One thing I don’t think I’ve discussed too much on my blog, except for the orphanage entry, is the poverty here. Specifically, I wanted to share about beggars in this post.
It’s no surprise in a big city like HCMC and in a poor country like Vietnam, that there are many beggars. I would say being a pedestrian in this city, I encounter beggars on a daily basis. I think there are more beggars here than back home; however, it’s hard to say considering that most of the time I drove to and back from work and so would never encounter any beggars.
There are many types of beggars here in Vietnam: kids, mothers holding their babies, war veterans (I’m assuming) missing some limbs and very old people. Some of them actually don’t beg, but try to provide a “service” like selling gum or lottery tickets, or offering shoe shines (even if you’re wearing sandals).
I never give money to beggars. I don’t want to excuse it but I have a few reasons, that are mainly relevant back home. One reason is that beggars will use money for drugs and liquor. Second, is that I’d rather give money to a charity and ensure my money will help them. Third, some do take advantage of it, like the old lady in Toronto who went home to top of the line electronics because she made so much money begging.
So I’ve pretty much been following this “policy” about not giving here also. Now don’t think I don’t feel bad. I am Catholic and we’re good at feeling guilty. One of my other thoughts here is that there are so many beggars that I can’t give money to everyone!
The Lonely Plant had a pretty ridiculous cautionary tale about giving money to beggars. The gist of it is that one homeless boy was so good at begging, having learned English to charm tourists, that he would receive large amounts of money. Not being educated and living on the streets, he used this money and became a heroine addict. This is not where the tale ends… he caught HIV and finally died of AIDS.
I don’t actually believe giving money to beggars will lead down this extreme path. I’ve just been used to not giving money. I’ve noticed most tourists have the same attitude. Some have even worst attitudes. The Boyfriend was very angry when he saw a tourist taking a photograph of a blind old lady, sitting on the streets begging, as if that wasn’t demeaning enough. You don’t want to know the names he called her! (BTW, The Boyfriend doesn’t follow my policy and has given to this blind lady.)
A few weeks ago, I went to the pastry vendor around the corner for some goodies. When people buy something, it’s prime time for beggars since your wallet is already open. A man came and asked for money, and another customer gave him some. I wanted to ask him if he wanted food, but I was too shy. He then turned to me and said “Look, I don’t have legs. (Yes, I noticed…) I wouldn’t be begging if I didn’t have to.” And that’s when I realized it must be true and gave him some money.

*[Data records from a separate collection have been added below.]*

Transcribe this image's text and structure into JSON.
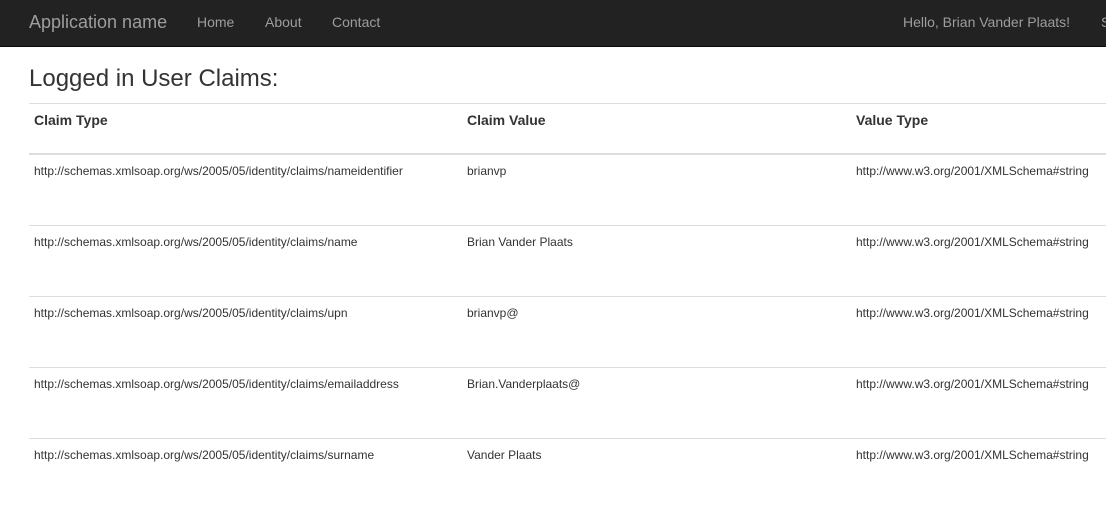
{
  "navbar": {
    "brand": "Application name",
    "links": [
      {
        "label": "Home"
      },
      {
        "label": "About"
      },
      {
        "label": "Contact"
      }
    ],
    "greeting": "Hello, Brian Vander Plaats!",
    "signout_partial": "S"
  },
  "main": {
    "title": "Logged in User Claims:",
    "table": {
      "headers": [
        "Claim Type",
        "Claim Value",
        "Value Type"
      ],
      "rows": [
        [
          "http://schemas.xmlsoap.org/ws/2005/05/identity/claims/nameidentifier",
          "brianvp",
          "http://www.w3.org/2001/XMLSchema#string"
        ],
        [
          "http://schemas.xmlsoap.org/ws/2005/05/identity/claims/name",
          "Brian Vander Plaats",
          "http://www.w3.org/2001/XMLSchema#string"
        ],
        [
          "http://schemas.xmlsoap.org/ws/2005/05/identity/claims/upn",
          "brianvp@",
          "http://www.w3.org/2001/XMLSchema#string"
        ],
        [
          "http://schemas.xmlsoap.org/ws/2005/05/identity/claims/emailaddress",
          "Brian.Vanderplaats@",
          "http://www.w3.org/2001/XMLSchema#string"
        ],
        [
          "http://schemas.xmlsoap.org/ws/2005/05/identity/claims/surname",
          "Vander Plaats",
          "http://www.w3.org/2001/XMLSchema#string"
        ]
      ]
    }
  },
  "colors": {
    "navbar_bg": "#222222",
    "navbar_text": "#9d9d9d",
    "table_border": "#dddddd",
    "text": "#333333"
  }
}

Last week, I was buying my weekly sau rieng (durian) across the street from our alleyway. While the vendor was cutting my fruit a young girl about ten tried to sell me gum. (These girls don’t actually talk. They kind of half-heartedly whine and put their hands out, looking as sad as possible. Maybe they are sad.) I said no, but she just stood there. Finally, I asked her if she wanted a piece of sau rieng. She nodded in accord (Vietnamese like their stinky fruit!). I gave her a piece and she stood there eating it while I waited for the vendor to finish. I asked her if it was good and she nodded again.
This morning, I went to the pastry vendor. While I was waiting to be served, a girl came to sell me gum. I looked at her face and realized it was the same girl to whom I gave durian. I asked her if she wanted to eat anything. She nodded. "What do you want?" I had to ask her a few times before she pointed to banh khoai mi (cassava cake). Suddenly, I was circled by another girl, an old lady, and a young woman with her baby. So I bought everyone a round of baked goods and gave some money to the mother after she said she needed money for milk. (I don’t want to sound like I’m Santa Claus, all the baked goods came to under 1USD.)

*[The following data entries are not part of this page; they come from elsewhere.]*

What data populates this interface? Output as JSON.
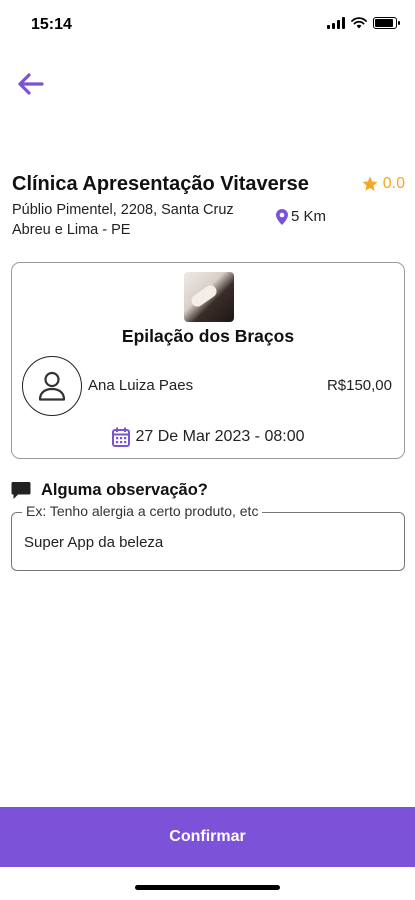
{
  "status_bar": {
    "time": "15:14",
    "battery_level": 0.9
  },
  "nav": {
    "back_icon": "arrow-left-icon"
  },
  "clinic": {
    "name": "Clínica Apresentação Vitaverse",
    "rating": "0.0",
    "address_line1": "Públio Pimentel, 2208, Santa Cruz",
    "address_line2": "Abreu e Lima - PE",
    "distance": "5 Km"
  },
  "service": {
    "title": "Epilação dos Braços",
    "professional": "Ana Luiza Paes",
    "price": "R$150,00",
    "datetime": "27 De Mar 2023 - 08:00"
  },
  "observation": {
    "heading": "Alguma observação?",
    "placeholder": "Ex: Tenho alergia a certo produto, etc",
    "value": "Super App da beleza"
  },
  "actions": {
    "confirm_label": "Confirmar"
  },
  "colors": {
    "accent": "#7b52d8",
    "star": "#f5a623"
  }
}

I guess I have been converted. One thing I have learned is that it’s ok to give money to beggars; it doesn’t mean you have to give money to each and everyone of them, every time. You do what you can. That’s what I used to say when I fundraised for the United Way. I also used to say in my presentation “1 in 5 live in poverty”. I was so shocked when people didn’t react to this sad statement. I realized I didn’t react to people showing me their sad conditions either.

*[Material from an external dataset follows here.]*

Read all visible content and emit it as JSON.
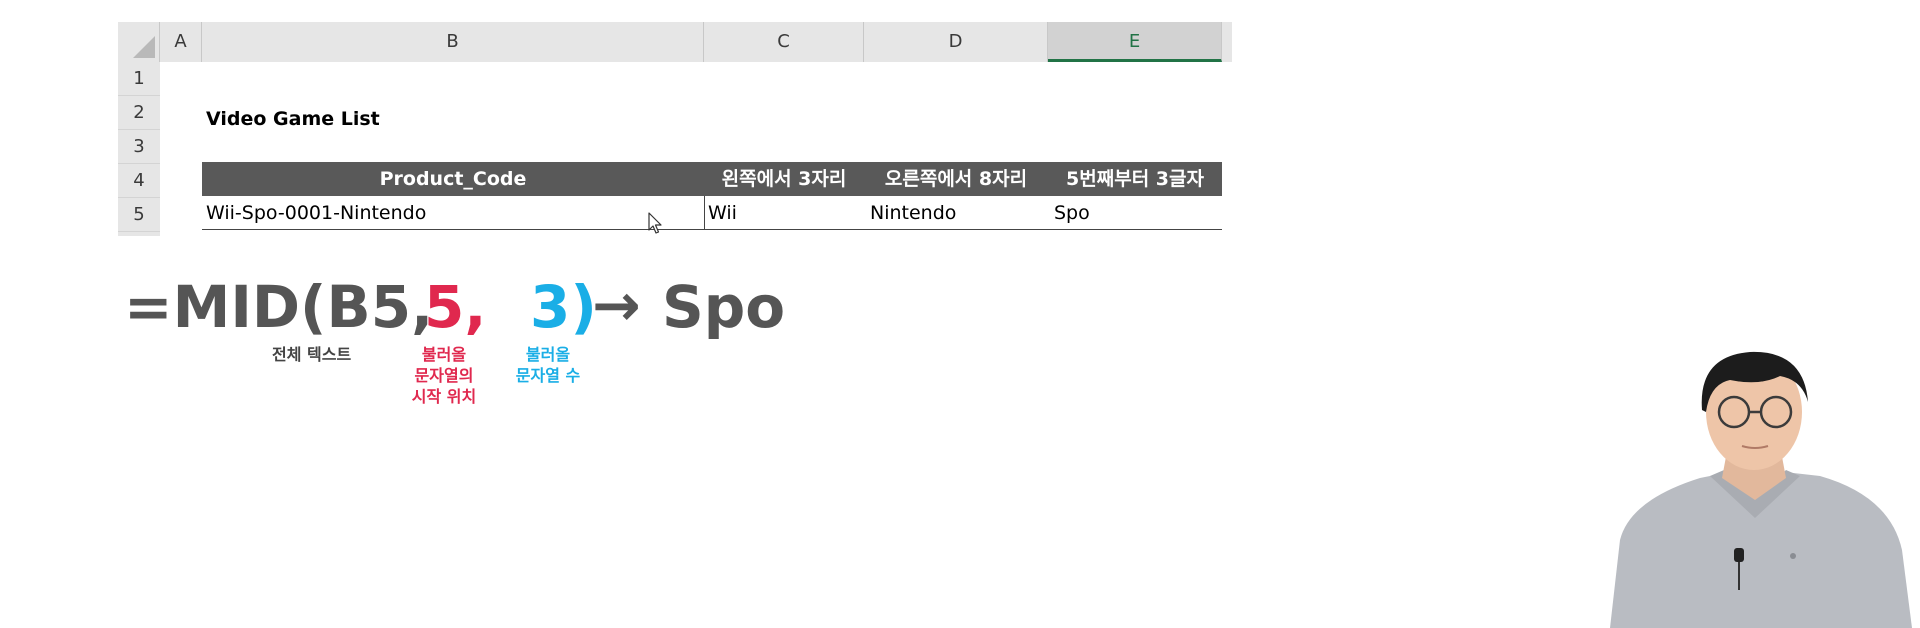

I think it’s easier to say no; it’s kind of a way of denial. I’ve found giving actually is acknowledging that there is a need, that the girl is hungry. I’ve found that I’ve been thinking a lot more about these people after I give them something rather than the times I didn’t, which is contrary to what you would think.
Meanwhile, I have a feeling I’ll be seeing that little girl whenever I’m buying food and I’m ok with that.